7. ABD’ye karşı onurumuzu ve milli menfaatlerimizi korumadaki kararlılığı ile Batı/Haçlı karşısında “oyununuzu görüyoruz, boyun eğmeyeceğiz” duruşu ile dış politikada yeni bir dönemi başlattı.
Bu değişiklikler inkılâp mahiyetindedir.
İnkılâp, devrim değildir. Devrim; radikaldir, güce dayanır, halka rağmendir. İhtilalle gelir. Devrimde kan dökme, asma, kesme, zorbalık, işkence, zulüm, milyonları karşı devrimci ilan edip ötekileştirme, ezme, horlama vardır. Eskiyi mahkûm etme, kökleri koparma, tarihle bağları kesip atma vardır. Devrimlerde demokrasi değil faşizm geçerlidir.
İnkılâp, toplumun hayrına mevcut yapıyı iyileştirmedir. Sosyal ve siyasî bünyede köhnemiş, çürümüş, kokuşmuş uzuvların kesilip atılmasıdır.
İnkılâpta, millet iradesinin elini tutan, çelmeleyen, sivil iradeyi atanmışların kontrolüne veren statükoyu bitirmek vardır.
İnkılâp halka rağmen değildir.

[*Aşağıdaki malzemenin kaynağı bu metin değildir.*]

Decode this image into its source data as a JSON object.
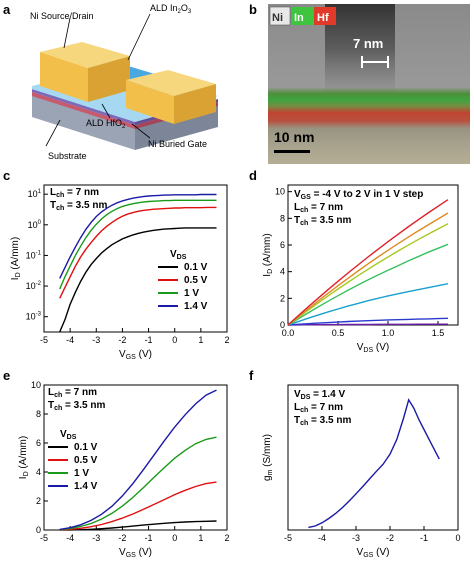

Köklü değişikliğe giden yolda iyileştirme yönündeki reformlar, millet iradesinin onayı ile yapılır. İnkılâplardan rahatsız olanlar; statükonun devamını isteyen, güçlü konumlarını kaybedenlerdir.
Bu inkılâplar; bir yönüyle de bizi tökezletmek, bize boyun eğdirmek, kendilerine göre hizaya sokmak, hatta PKK ihanetinde gördüğümüz gibi vatan topraklarını bölmek, FETÖ’nün 15 Temmuz ihanetinde gördüğümüz gibi ülkemizi işgale kalkışmak peşinde olanlara da bir cevaptır.
***
Mübarek Kurban Bayramınızı tebrik ediyor, sağlık, huzur, iki cihan saadeti diliyorum.